In tabel 1 zijn demografische gegevens van de respondenten weergegeven. De jongeren zijn nog in opleiding (82%) of aan het werk (18%), terwijl de ouderen overwegend met (vervroegd) pensioen zijn (87%) of voor het huishouden zorgdragen (13%). Er zijn evenveel mannen als vrouwen in beide leeftijdsgroepen. Meer ouderen ervaren lichamelijke klachten, maar er zijn geen verschillen met betrekking tot psychische klachten. Bijna alle jongeren en ouderen voelden zich tot hun leeftijdscategorie behoren. Meer jongeren rapporteren dat ze dagelijks contact hebben met ouderen dan ouderen dagelijks contact met jongeren rapporteren.
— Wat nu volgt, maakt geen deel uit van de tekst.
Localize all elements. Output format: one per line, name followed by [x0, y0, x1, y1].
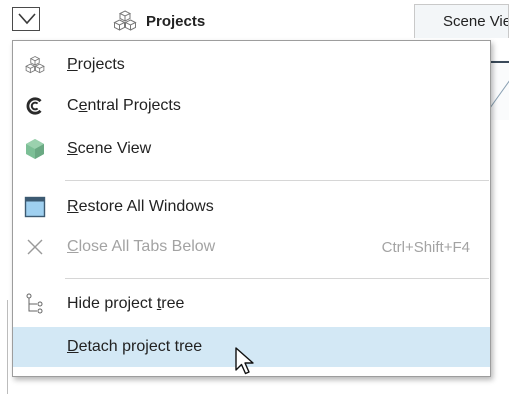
scene-view-icon	[24, 138, 46, 160]
menu-item-close-all-tabs-below[interactable]: Close All Tabs Below Ctrl+Shift+F4	[13, 227, 490, 267]
menu-separator	[65, 278, 489, 279]
menu-item-label: Detach project tree	[67, 338, 203, 355]
menu-separator	[65, 180, 489, 181]
chevron-down-icon	[18, 13, 36, 25]
menu-item-label: Restore All Windows	[67, 198, 214, 215]
panel-divider	[7, 300, 8, 394]
scene-view-panel	[489, 60, 509, 120]
projects-icon	[113, 10, 137, 31]
scene-axes-graphic	[490, 61, 509, 109]
menu-item-label: Central Projects	[67, 97, 181, 114]
restore-windows-icon	[24, 196, 46, 218]
menu-item-label: Close All Tabs Below	[67, 238, 216, 255]
close-icon	[24, 236, 46, 258]
menu-item-hide-project-tree[interactable]: Hide project tree	[13, 284, 490, 324]
menu-item-central-projects[interactable]: Central Projects	[13, 86, 490, 126]
central-projects-icon	[24, 95, 46, 117]
tab-list-dropdown-button[interactable]	[12, 7, 40, 31]
menu-item-scene-view[interactable]: Scene View	[13, 129, 490, 169]
projects-icon	[24, 54, 46, 76]
project-tree-icon	[24, 293, 46, 315]
menu-item-projects[interactable]: Projects	[13, 45, 490, 85]
tab-projects[interactable]: Projects	[112, 7, 205, 35]
menu-item-label: Scene View	[67, 140, 152, 157]
menu-item-label: Hide project tree	[67, 295, 185, 312]
menu-item-shortcut: Ctrl+Shift+F4	[381, 238, 470, 256]
window-menu: Projects Central Projects Scene View Res…	[12, 40, 491, 377]
tab-projects-label: Projects	[146, 12, 206, 30]
tab-bar: Projects Scene View	[0, 0, 509, 40]
menu-item-label: Projects	[67, 56, 125, 73]
app-window: Projects Scene View	[0, 0, 509, 394]
mouse-cursor-icon	[235, 347, 254, 375]
menu-item-restore-all-windows[interactable]: Restore All Windows	[13, 187, 490, 227]
tab-scene-view-label: Scene View	[443, 13, 508, 30]
tab-scene-view[interactable]: Scene View	[414, 4, 509, 38]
Tabel 1 Demografische gegevens (in percentages) van jongere en oudere respondenten.
respondenten | |||
jong | oud | chi2 | |
vrouw | 60,7 | 65,4 | 0,1 |
beperking lichamelijke klachten | 14,3 | 46,2 | 6,8* |
beperking psychische klachten | 7,1 | 7,7 | 0,0 |
identificatie met leeftijdsgroep | 92,6 | 80,8 | 1,7 |
dagelijks contact met andere groep | 42,9 | 11,5 | 7,0* |
* p < .05
Instrumenten
De vragenlijst bestond uit vier delen: Stereotypen, zelfbeeld, zelfwaardering en demografische gegevens.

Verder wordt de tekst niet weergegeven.